Hidier’s novel, “Changes in Weather,” published last year through The Telling Room in Portland as part of the Young Emerging Authors program, is about four teenagers who are climate refugees in the United States, displaced because of climate change.

Her book has won several awards, and Hidier has done readings from it throughout the state, including at the State House in Augusta. The readings have created a space for her to encourage empathy in conversations about climate change, she said.

“Statistics go to the brain, but stories go to the heart,” Hidier said.

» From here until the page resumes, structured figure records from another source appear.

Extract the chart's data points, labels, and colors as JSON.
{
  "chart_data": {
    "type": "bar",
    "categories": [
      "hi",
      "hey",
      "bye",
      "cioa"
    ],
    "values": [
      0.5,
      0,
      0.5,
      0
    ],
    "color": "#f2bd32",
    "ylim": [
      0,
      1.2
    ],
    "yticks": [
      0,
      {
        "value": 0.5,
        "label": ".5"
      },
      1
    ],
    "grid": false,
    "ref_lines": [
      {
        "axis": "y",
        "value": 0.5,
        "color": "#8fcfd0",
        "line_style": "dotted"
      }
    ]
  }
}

It is important to build a sense of urgency around the climate crisis and encourage people to act, but also to have a sense of hope, she said.

“These climate issues are not a distant thing,” she said. “They’re happening right now, and they could be happening to you and me.”

Hidier plans to pursue environmental studies and creative writing at Bates College, and hopes to become an educator.


“It’s crucial for me, as a young woman of color, to stand my ground, but also to make space for other people in these conversations,” she said.

The White House Gender Policy Council received 600 nominations for the inaugural Girls Leading Change awards. Hidier was nominated by her former teacher Charlotte Agell, who calls Hidier “a light.”

“Leela is soft-spoken but her words on the written page are loud,” Agell said.

Born and raised in London, England, Hidier’s experience as an immigrant often inspires her writing. She has grown up in a family that lives in an intergenerational household, with three generations all under the same roof.

Hidier’s upbringing is her “superpower,” Agell said.

“Art shines light on hard places. Leela’s writing does just that,” she said. “She notices injustice, she notices beauty, and she writes about it all.”